— Ты врешь! — сказал Егор и повернул жука животом вверх, чтобы увидеть, кто он такой.
Жук молчал; он со злой силой шевелил жесткими ножками, защищая жизнь от человека и не признавая его. Егора удивила настойчивая смелость жука, он полюбил его и еще более убедился, что это не жук, а кто-то более важный и умный.
— Ты врешь, что ты жук! — произнес Егор шепотом в самое лицо жука, с увлечением рассматривая его. — Ты не притворяйся, я все равно дознаюсь, кто ты такой. Лучше сразу откройся.
Жук замахнулся на Егора сразу всеми ногами и руками. Тогда Егор не стал с ним больше спорить.
— Когда я к тебе попадусь, я тоже ничего не скажу. — И он пустил жука в воздух, чтобы он улетел по своему делу.
Жук сначала полетел, а потом сел на землю и пошел пешим. И Егору стало вдруг скучно без жука. Он понял, что больше его никогда не увидит, и если увидит, то не узнает его, потому что в деревне много прочих жуков. А этот жук будет где-нибудь жить, а потом помрет, и все его забудут, один только Егор будет помнить этого неизвестного жука.
Усохший лист упал с дерева. Он когда-то вырос на дереве из земли, долго смотрел на небо и теперь снова возвращался с неба в землю, как домой с долгой дороги.
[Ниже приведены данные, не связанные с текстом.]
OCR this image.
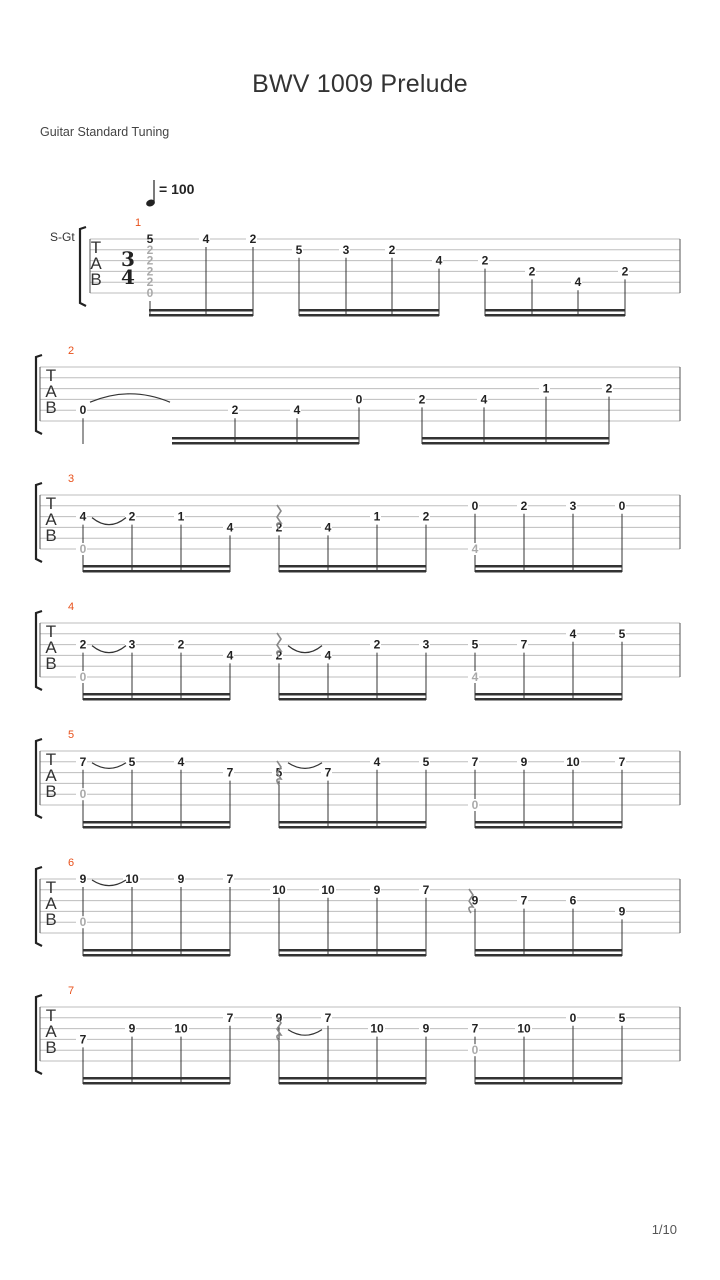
BWV 1009 Prelude
Guitar Standard Tuning
= 100
S-Gt
1/10
T
A
B
1
3
4
5
2
2
2
2
0
4	2
5	3	2
4	2
2
4
2
T
A
B
2
0	2	4
0	2	4
1	2
T
A
B
3
4
0
2	1
4	2	4
1	2
0
4
2	3	0
T
A
B
4
2
0
3	2
4	2	4
2	3	5
4
7
4	5
T
A
B
5
7
0
5	4
7	5	7
4	5	7
0
9	10	7
T
A
B
6
9
0
10	9	7
10	10	9	7
9	7	6
9
T
A
B
7
7
9	10
7	9	7
10	9	7
0
10
0	5
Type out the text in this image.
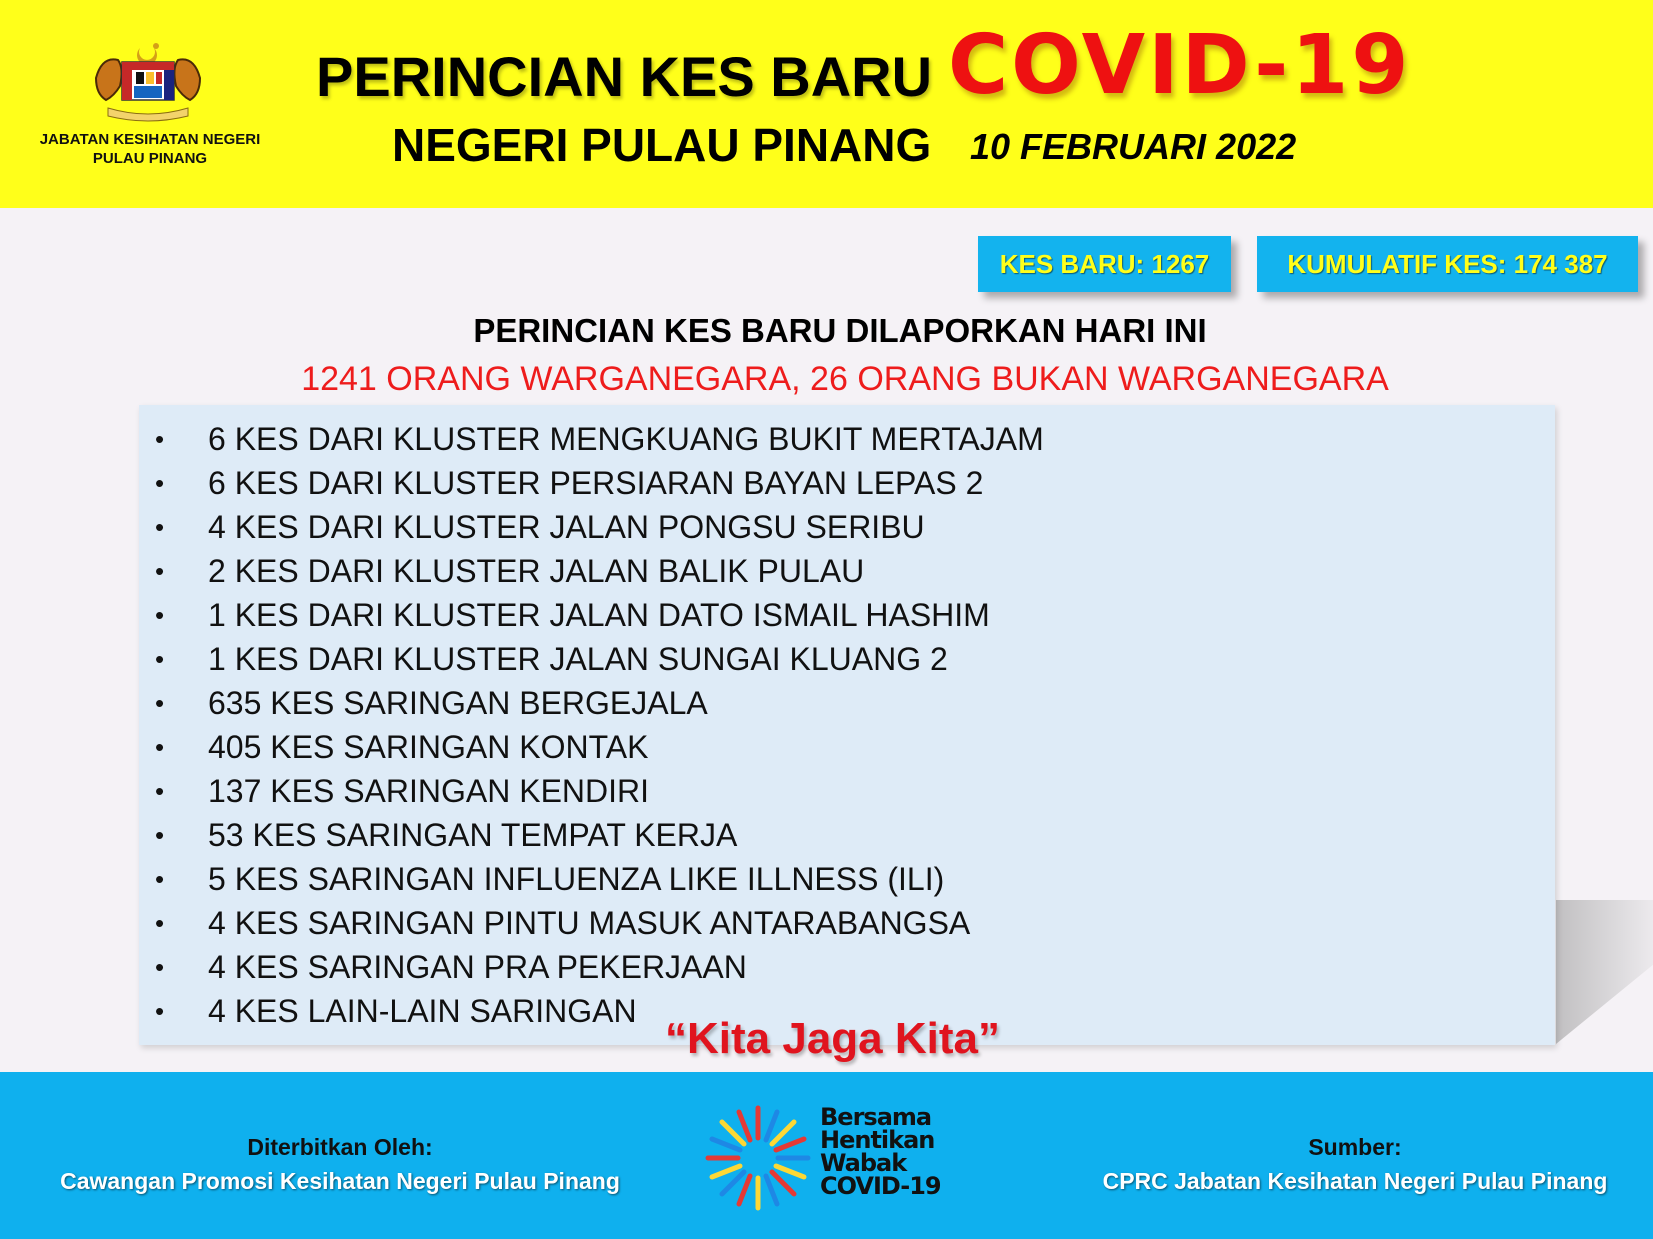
JABATAN KESIHATAN NEGERI
PULAU PINANG
PERINCIAN KES BARU COVID-19
NEGERI PULAU PINANG 10 FEBRUARI 2022
KES BARU: 1267	KUMULATIF KES: 174 387
PERINCIAN KES BARU DILAPORKAN HARI INI
1241 ORANG WARGANEGARA, 26 ORANG BUKAN WARGANEGARA
• 6 KES DARI KLUSTER MENGKUANG BUKIT MERTAJAM
• 6 KES DARI KLUSTER PERSIARAN BAYAN LEPAS 2
• 4 KES DARI KLUSTER JALAN PONGSU SERIBU
• 2 KES DARI KLUSTER JALAN BALIK PULAU
• 1 KES DARI KLUSTER JALAN DATO ISMAIL HASHIM
• 1 KES DARI KLUSTER JALAN SUNGAI KLUANG 2
• 635 KES SARINGAN BERGEJALA
• 405 KES SARINGAN KONTAK
• 137 KES SARINGAN KENDIRI
• 53 KES SARINGAN TEMPAT KERJA
• 5 KES SARINGAN INFLUENZA LIKE ILLNESS (ILI)
• 4 KES SARINGAN PINTU MASUK ANTARABANGSA
• 4 KES SARINGAN PRA PEKERJAAN
• 4 KES LAIN-LAIN SARINGAN
“Kita Jaga Kita”
Diterbitkan Oleh:
Cawangan Promosi Kesihatan Negeri Pulau Pinang
Bersama
Hentikan
Wabak
COVID-19
Sumber:
CPRC Jabatan Kesihatan Negeri Pulau Pinang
На лист вполз сырой червь, отощавший и бледный.
«Кто же это такой? — озадачился Егор перед червем. — Он без глаз и без головы, о чем он думает?» Егор взял червя и понес его к себе домой.
Уже совсем свечерело; в избах зажглись огни, все люди собрались с полей, чтобы жить вместе, потому что везде стало темно.
Дома мать дала Егору поужинать, потом велела ложиться спать и укрыла его на ночь одеялом с головой, чтобы он не боялся спать и не услышал страшных звуков, которые раздаются иногда среди ночи из полей, лесов и оврагов. Егор притаился под одеялом и разжал левую руку, где у него все время находился червь.
— Ты кто? — спросил Егор, приблизив червя к лицу.
Червь дремал, он не шевелился в разжатой руке. От него пахло рекою, свежей землей и травой; он был небольшой, чистый и кроткий, наверно, детеныш еще, а может быть, уже худой маленький старик.
— Отчего ты живешь? — говорил Егор. — Хорошо тебе или нет?
Червь свернулся на ладони, чувствуя ночь и желая покоя. Но Егор не хотел спать: он хотел еще жить, играть с кем-нибудь, он хотел, чтобы уже сразу было утро за окном и можно было встать с постели. Но на дворе стояла ночь — только начавшаяся, долгая, всю ее не проспишь; и если заснешь, все равно проснешься до рассвета, в то страшное время, когда все спят, — и люди и травы, а проснувшийся человек бывает один на свете — его никто не видит и не помнит.